The bill would essentially be selling the U.S. system, and its citizens short, Cruz said. 

“We in the U.S. take advantage of the research they [foreign students] are doing,” Cruz said. “Yes they are learning, but ultimately their work is published in the U.S. and helps move forward research and development.” 

Cruz said the likelihood of students coming from these countries is low.  

“I’d be shocked if there was a single North Korean studying in the U.S.,” Cruz said. “I don’t think that’s a thing, if North Koreans were to travel abroad to study it would be in China or Russia.” 

The better solution to combat these security threats is to have background checks and professors who sponsor having these students on campus, Cruz said. 

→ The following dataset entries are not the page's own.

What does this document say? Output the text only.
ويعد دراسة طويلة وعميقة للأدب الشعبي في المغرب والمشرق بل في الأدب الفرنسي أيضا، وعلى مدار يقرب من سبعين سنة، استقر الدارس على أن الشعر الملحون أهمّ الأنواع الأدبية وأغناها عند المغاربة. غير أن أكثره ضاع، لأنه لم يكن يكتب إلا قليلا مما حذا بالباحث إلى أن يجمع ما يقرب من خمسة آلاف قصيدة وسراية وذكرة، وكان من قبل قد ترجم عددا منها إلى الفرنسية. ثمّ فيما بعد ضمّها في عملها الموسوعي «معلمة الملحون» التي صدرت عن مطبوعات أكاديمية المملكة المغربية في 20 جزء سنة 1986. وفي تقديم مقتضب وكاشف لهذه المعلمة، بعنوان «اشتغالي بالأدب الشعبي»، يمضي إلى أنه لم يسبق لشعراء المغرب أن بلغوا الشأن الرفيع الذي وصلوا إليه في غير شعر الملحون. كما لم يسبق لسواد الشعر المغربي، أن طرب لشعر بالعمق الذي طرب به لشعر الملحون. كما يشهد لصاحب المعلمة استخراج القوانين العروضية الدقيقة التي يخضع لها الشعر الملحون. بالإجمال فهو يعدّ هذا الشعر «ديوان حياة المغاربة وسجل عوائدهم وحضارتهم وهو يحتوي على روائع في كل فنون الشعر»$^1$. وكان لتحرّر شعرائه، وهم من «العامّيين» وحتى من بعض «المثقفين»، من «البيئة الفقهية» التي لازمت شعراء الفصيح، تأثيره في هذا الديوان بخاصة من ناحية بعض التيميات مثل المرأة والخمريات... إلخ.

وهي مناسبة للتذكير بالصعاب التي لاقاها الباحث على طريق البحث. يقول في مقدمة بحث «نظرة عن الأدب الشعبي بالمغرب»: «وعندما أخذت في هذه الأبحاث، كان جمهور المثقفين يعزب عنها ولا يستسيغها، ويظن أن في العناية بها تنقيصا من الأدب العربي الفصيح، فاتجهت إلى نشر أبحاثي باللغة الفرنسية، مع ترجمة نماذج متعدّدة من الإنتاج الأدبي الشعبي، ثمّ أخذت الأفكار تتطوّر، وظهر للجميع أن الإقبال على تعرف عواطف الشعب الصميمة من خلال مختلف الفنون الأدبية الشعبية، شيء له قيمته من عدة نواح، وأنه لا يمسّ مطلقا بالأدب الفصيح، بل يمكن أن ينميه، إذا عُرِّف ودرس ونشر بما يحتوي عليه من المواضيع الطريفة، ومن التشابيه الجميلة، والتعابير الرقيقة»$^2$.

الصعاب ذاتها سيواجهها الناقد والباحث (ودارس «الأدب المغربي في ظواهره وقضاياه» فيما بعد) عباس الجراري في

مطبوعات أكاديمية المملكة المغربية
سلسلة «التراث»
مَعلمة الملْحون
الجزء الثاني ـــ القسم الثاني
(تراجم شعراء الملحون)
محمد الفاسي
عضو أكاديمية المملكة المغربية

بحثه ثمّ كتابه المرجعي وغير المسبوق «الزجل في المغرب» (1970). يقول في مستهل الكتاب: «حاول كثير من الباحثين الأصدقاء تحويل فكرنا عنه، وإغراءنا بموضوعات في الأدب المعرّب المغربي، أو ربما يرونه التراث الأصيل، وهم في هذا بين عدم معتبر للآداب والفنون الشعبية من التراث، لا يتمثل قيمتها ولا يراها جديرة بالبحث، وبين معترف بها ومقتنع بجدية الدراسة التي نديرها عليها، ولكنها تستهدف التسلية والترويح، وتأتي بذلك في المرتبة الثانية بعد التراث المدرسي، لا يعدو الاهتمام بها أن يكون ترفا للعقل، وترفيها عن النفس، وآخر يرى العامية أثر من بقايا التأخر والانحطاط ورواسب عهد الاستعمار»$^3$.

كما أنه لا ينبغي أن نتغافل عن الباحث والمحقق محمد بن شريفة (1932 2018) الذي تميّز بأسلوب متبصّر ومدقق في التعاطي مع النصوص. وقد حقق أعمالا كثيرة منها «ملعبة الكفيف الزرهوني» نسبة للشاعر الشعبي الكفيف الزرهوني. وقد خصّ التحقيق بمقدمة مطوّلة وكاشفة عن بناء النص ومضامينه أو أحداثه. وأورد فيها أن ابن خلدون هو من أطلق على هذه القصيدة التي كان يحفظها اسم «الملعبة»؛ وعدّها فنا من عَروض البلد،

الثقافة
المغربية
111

“If we have them working on sensitive issues, then we employ restrictions,” Cruz said. “Have a university sponsor who vouches that this student hasn’t stolen sensitive information.”

Political science senior Hugo Salazar-Vasquez said he disagrees with the bill.

“I don’t think we should ban students from a school, only military or higher level institutions,” Salazar-Vasquez said. “I think it makes sense to try and get students from other countries to learn our ways and we learn their ways. This could help plant a seed with the younger generations that the U.S. wants to work with them and help build better relations.” 

Salazar-Vasquez’s family moved from Central America and said the U.S. is unique. 

“Living here, studying here, you become open to new ideas and learn new things,” Salazar-Vasquez said. “The U.S. has an effect on you.”